The same murmurs of eternal realities can be seen in C.S. Lewis’s Space Trilogy, which was intended for adults. Lewis doesn’t write as explicitly about the faith as he does in The Chronicles of Narnia because those were books meant for children, and thus a more explicit message was required. This is not to say that we should not be speaking explicitly about the gospel or even that the gospel has no place in art. But when art is merely a vehicle for a message, it ceases to be art, and if secular becomes propaganda, and if spiritual, nothing more than an expensive tract. Lewis recognized that in calling for more little books with latent Christianity, and exemplifies it in the That Hideous Strength, one of the most sophisticated and beautiful repudiations of enlightenment man’s elevation of himself ever written. It isn’t a book written to denigrate a Professor Radisson; it’s a book written to challenge him and call him toward deeper truths.
So, am I saying you should stop watching ALL Christian media, cancel your PureFLix subscription, and begin binging Breaking Bad? No to the first 2. As to the third… Breaking Bad is one of the five best television shows ever made and an incredible tale about the hubris and pride of one man and the consequences and devastation they bring about, so yes, do watch that.
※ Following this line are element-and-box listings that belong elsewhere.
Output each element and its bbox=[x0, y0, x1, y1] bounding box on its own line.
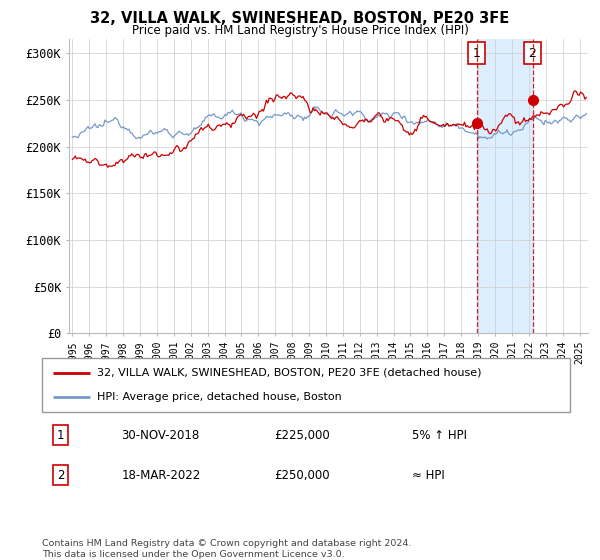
Text: Price paid vs. HM Land Registry's House Price Index (HPI): Price paid vs. HM Land Registry's House … bbox=[131, 24, 469, 36]
Text: ≈ HPI: ≈ HPI bbox=[412, 469, 445, 482]
Text: 2: 2 bbox=[57, 469, 64, 482]
Text: 32, VILLA WALK, SWINESHEAD, BOSTON, PE20 3FE (detached house): 32, VILLA WALK, SWINESHEAD, BOSTON, PE20… bbox=[97, 368, 482, 378]
Bar bbox=[477, 39, 533, 333]
Text: £250,000: £250,000 bbox=[274, 469, 330, 482]
Text: 1: 1 bbox=[473, 46, 481, 60]
Text: 2: 2 bbox=[529, 46, 536, 60]
Text: 1: 1 bbox=[57, 429, 64, 442]
Text: 5% ↑ HPI: 5% ↑ HPI bbox=[412, 429, 467, 442]
Text: 30-NOV-2018: 30-NOV-2018 bbox=[121, 429, 199, 442]
Text: 32, VILLA WALK, SWINESHEAD, BOSTON, PE20 3FE: 32, VILLA WALK, SWINESHEAD, BOSTON, PE20… bbox=[91, 11, 509, 26]
Text: 18-MAR-2022: 18-MAR-2022 bbox=[121, 469, 200, 482]
Text: £225,000: £225,000 bbox=[274, 429, 330, 442]
Text: HPI: Average price, detached house, Boston: HPI: Average price, detached house, Bost… bbox=[97, 392, 342, 402]
Text: Contains HM Land Registry data © Crown copyright and database right 2024.
This d: Contains HM Land Registry data © Crown c… bbox=[42, 539, 412, 559]
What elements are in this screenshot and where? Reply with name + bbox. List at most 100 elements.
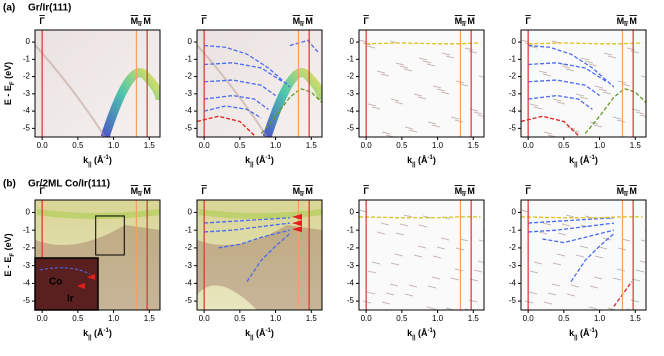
intensity-band bbox=[198, 209, 322, 219]
symmetry-name: Γ bbox=[363, 186, 369, 196]
noise-streak bbox=[459, 83, 469, 87]
noise-streak bbox=[561, 223, 571, 227]
x-axis-label: k|| (Å-1) bbox=[83, 155, 112, 168]
symmetry-sub: Ir bbox=[462, 22, 467, 28]
y-tick-label: -2 bbox=[509, 243, 517, 252]
x-axis-label: k|| (Å-1) bbox=[83, 328, 112, 341]
x-tick-label: 0.5 bbox=[234, 141, 246, 150]
noise-streak bbox=[639, 260, 646, 264]
symmetry-sub: Ir bbox=[624, 22, 629, 28]
noise-streak bbox=[584, 60, 594, 64]
noise-streak bbox=[367, 103, 377, 107]
x-label-part: || bbox=[412, 162, 416, 168]
noise-streak bbox=[450, 277, 460, 281]
symmetry-name: M bbox=[305, 186, 313, 196]
noise-streak bbox=[440, 237, 450, 241]
noise-streak bbox=[445, 55, 455, 59]
noise-streak bbox=[408, 284, 418, 288]
noise-streak bbox=[579, 96, 589, 100]
band-curve bbox=[521, 216, 643, 219]
x-tick-label: 0.5 bbox=[396, 314, 408, 323]
noise-streak bbox=[543, 301, 553, 305]
band-curve bbox=[528, 62, 608, 83]
noise-streak bbox=[626, 308, 634, 310]
plot-area bbox=[197, 200, 322, 310]
x-tick-label: 1.0 bbox=[270, 314, 282, 323]
x-label-part: k bbox=[245, 328, 251, 338]
x-label-part: || bbox=[574, 335, 578, 341]
symmetry-sub: Ir bbox=[462, 192, 467, 198]
noise-streak bbox=[394, 253, 404, 257]
noise-streak bbox=[621, 83, 631, 87]
noise-streak bbox=[440, 91, 450, 95]
y-tick-label: -3 bbox=[347, 261, 355, 270]
noise-streak bbox=[589, 285, 599, 289]
frame bbox=[196, 199, 323, 311]
y-tick-label: -4 bbox=[23, 278, 31, 287]
x-tick-label: 1.5 bbox=[468, 141, 480, 150]
noise-streak bbox=[538, 70, 548, 74]
noise-streak bbox=[598, 88, 608, 92]
symmetry-name: Γ bbox=[363, 16, 369, 26]
x-tick-label: 0.5 bbox=[72, 314, 84, 323]
noise-streak bbox=[426, 63, 436, 67]
intensity-band bbox=[100, 68, 160, 137]
noise-streak bbox=[417, 245, 427, 249]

What I’m saying is that you should begin engaging the actual culture. Don’t retreat into your little Christian hobbit hole and get fed simple tales with easy answers. Go forward in boldness and complete confidence that God has given us his scriptures which are “breathed out by God and profitable for teaching, for reproof, for correction, and for training in righteousness, that the man of God may be complete, equipped for every good work.” 2 Timothy 3:16-17 ESV. We should not be afraid to undertake the hard conversations or ask and answer complex questions; we should seek them out. So often, we see these questions are being grappled with in good art. Accordingly, let’s wrestle with the art that forces us to confront ‘man as man,’ as Schaeffer might put it.
Gregg Conley is a lawyer practicing in Atlanta, GA. He has also worked for International Justice Mission, as a door-to-door salesman, a machinist, a soldier, and a carpet cleaner among other things. Gregg lives in Atlanta with Duke his German Shepherd.